The evening readings: Janet Sarbanes read from a novel about the president’s daughter; Bernadette Mayer read some hilarious n+7 poems (the source texts of which seemed to be sexual instruction manuals); Vanessa Place read from her novel Dies: A Sentence; Christine Wertheim read some visual poetry (which, she explained, was meant to be looked at and not necessarily read); Doug Nufer read some Oulipian-inspired work and sang a tin pan alley song (I believe it was a poem sung backwards); Rob Wittig read some Google poems; Tan Lin read from an unpublished novel (for a more detailed account of Tan’s reading check out Stan Apps at Refried Oracle Phone); and Rodrigo Toscano (along with Christian Bök, Stephanie Young and Brian Kim Stefans, all of whom I was happy to finally meet) read from a play (I didn’t catch the title) which was definitely the highlight of the night.

Okay, I’ve gone on long enough, and probably longer than I ever have before.
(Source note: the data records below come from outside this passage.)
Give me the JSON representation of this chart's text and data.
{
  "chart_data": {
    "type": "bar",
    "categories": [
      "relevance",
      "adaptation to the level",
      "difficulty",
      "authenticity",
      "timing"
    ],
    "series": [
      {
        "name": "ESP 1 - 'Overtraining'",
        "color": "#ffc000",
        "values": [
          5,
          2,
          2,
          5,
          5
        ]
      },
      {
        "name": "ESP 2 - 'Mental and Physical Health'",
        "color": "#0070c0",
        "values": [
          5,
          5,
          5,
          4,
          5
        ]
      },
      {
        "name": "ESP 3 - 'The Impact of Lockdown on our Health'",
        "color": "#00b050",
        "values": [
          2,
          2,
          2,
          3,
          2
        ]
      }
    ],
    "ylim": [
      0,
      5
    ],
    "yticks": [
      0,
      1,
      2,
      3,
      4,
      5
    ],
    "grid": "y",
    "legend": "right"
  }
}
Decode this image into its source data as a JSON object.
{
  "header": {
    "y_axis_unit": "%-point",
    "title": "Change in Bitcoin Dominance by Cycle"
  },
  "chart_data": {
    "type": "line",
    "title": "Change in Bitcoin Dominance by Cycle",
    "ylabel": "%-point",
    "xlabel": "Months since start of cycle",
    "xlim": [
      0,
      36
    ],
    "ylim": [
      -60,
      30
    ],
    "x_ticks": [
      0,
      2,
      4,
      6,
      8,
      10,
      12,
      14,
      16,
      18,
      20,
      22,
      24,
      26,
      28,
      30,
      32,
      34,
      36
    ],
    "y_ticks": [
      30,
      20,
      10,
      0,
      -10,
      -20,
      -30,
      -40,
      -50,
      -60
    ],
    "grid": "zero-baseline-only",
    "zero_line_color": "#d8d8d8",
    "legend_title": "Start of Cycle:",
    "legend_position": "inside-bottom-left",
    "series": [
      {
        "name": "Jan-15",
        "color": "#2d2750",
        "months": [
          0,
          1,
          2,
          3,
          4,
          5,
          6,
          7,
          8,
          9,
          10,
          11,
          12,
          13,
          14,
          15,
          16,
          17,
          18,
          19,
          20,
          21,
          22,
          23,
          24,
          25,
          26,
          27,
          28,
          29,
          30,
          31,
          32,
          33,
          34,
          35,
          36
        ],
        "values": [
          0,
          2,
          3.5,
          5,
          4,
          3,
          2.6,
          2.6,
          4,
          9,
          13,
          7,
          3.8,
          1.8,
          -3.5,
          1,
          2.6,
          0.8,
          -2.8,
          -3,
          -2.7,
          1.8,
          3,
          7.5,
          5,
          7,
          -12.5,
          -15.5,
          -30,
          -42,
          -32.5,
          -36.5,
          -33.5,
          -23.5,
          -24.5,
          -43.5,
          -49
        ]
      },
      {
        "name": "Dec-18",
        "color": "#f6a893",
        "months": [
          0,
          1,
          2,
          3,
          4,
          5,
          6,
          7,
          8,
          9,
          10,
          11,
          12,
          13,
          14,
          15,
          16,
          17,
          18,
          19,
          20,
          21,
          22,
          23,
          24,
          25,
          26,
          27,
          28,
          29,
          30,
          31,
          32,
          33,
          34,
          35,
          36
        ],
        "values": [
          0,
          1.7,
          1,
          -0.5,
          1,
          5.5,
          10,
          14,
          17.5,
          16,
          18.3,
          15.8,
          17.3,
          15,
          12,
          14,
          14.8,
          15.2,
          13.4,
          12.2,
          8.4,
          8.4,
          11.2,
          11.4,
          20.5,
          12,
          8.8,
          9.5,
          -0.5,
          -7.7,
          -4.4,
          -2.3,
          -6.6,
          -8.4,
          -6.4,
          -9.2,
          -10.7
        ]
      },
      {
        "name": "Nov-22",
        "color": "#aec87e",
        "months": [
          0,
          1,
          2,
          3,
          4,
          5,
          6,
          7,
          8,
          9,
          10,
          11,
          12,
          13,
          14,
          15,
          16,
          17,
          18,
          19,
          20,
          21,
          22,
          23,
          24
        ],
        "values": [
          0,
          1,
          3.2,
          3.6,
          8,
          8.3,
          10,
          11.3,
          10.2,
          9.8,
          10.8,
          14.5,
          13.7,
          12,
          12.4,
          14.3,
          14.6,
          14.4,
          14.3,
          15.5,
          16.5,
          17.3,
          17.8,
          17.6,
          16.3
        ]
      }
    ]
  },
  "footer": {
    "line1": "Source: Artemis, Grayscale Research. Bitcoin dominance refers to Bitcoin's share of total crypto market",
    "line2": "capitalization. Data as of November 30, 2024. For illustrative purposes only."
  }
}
If you attended the conference and wish to add anything or correct my mistakes or clarify any misunderstandings, please comment. And check back soon for Part 2.

*CORRECTIONS: Doug Nufer sends word that the book he had the prisoners read was not Never Again, but Negativeland (where each sentence has a negative construction). Also, and I can't believe I didn't recognize this, the song Nufer sang was "Star Dust" with the lyrics rearranged by spoonerism and inversion.